A eleição do fim do mundo
Nas
outras simulações de segundo turno, tanto Bolsonaro quanto Lula
derrotam com facilidade qualquer outro candidato. A situação do PSDB
parece particularmente desesperadora, já que Luciano Huck não se decide e
João Dória não decola – a ponto de terem lançado como balão de ensaio o
nome do desconhecido governador do Rio Grande do Sul, que aparece com
menos de 1% das intenções de voto.
Outra tabela interessante da pesquisa é a que mostra o potencial eleitoral comparativo dos candidatos:
Como
se vê, Bolsonaro e Lula apresentam índices altíssimos de rejeição, o
que significa que o presidente eleito terá que lidar com o ódio ou
antipatia de metade do eleitorado – o que tornará muito difícil a tarefa
de governar o país.
Ciro
e Dória apresentam uma boa margem de crescimento (eleitores que admitem
votar neles, ainda que não sejam seu candidato preferencial).

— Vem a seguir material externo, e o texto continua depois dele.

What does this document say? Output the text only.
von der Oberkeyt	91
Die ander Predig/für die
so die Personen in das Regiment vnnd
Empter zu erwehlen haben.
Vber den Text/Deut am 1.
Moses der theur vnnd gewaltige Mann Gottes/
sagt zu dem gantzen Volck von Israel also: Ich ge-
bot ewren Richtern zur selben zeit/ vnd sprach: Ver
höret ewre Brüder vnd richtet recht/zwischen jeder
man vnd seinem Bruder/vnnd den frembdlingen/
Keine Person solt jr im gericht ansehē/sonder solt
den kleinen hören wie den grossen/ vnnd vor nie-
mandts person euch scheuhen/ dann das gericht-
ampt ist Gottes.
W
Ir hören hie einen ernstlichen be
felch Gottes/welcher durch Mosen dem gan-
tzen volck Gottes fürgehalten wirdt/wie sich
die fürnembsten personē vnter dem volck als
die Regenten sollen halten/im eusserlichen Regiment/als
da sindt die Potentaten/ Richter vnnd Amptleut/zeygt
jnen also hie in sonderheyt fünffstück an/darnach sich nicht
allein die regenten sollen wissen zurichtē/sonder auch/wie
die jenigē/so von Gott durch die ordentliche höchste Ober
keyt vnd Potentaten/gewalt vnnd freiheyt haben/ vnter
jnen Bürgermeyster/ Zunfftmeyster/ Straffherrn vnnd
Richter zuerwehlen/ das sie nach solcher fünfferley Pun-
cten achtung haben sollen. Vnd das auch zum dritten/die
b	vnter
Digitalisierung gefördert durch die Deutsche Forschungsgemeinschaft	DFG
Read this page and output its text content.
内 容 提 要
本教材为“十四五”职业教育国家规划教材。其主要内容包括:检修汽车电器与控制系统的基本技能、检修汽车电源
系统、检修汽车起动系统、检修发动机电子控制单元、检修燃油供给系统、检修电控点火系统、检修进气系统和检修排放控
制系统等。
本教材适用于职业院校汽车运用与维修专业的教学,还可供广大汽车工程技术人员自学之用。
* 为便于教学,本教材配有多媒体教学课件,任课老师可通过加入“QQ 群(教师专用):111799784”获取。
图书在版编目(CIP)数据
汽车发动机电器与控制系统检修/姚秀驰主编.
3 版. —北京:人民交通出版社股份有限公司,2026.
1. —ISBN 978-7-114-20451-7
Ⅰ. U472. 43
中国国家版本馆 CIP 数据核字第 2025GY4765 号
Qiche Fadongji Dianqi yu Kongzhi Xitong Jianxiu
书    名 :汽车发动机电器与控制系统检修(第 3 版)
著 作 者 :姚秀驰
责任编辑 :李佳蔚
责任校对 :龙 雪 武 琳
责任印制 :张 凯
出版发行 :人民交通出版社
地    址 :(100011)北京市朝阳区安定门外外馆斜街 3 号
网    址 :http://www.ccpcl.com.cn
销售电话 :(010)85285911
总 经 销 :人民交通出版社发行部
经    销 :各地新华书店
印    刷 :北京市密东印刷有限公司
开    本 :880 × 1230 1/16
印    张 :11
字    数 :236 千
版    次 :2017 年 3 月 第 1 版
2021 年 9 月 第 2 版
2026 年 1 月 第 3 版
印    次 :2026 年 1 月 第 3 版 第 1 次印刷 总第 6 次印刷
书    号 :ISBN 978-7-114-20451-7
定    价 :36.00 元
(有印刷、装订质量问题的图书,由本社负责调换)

Aqui a
notícia não é boa para Bolsonaro, já que os votos de Ciro tendem a
migrar integralmente para Lula, mas os votos de Dória não devem migrar
na mesma proporção para Bolsonaro. Isso porque o PSDB, já desde a
eleição passada, prefere bater em Bolsonaro a bater no PT (e não
faltarão explicações para isso).
A
situação de tensão e de conflito permanente vai continuar. A
intolerância a quem pensa de forma diferente, deliberadamente cultivada
no Brasil como estratégia política já há 20 anos, vai persistir, ou
mesmo aumentar. Não duvido que haja violência nas ruas. Para quem sonha
com um país normal, no qual parentes e amigos não rompem relações por
causa de política, a melhor saída pode ser o aeroporto.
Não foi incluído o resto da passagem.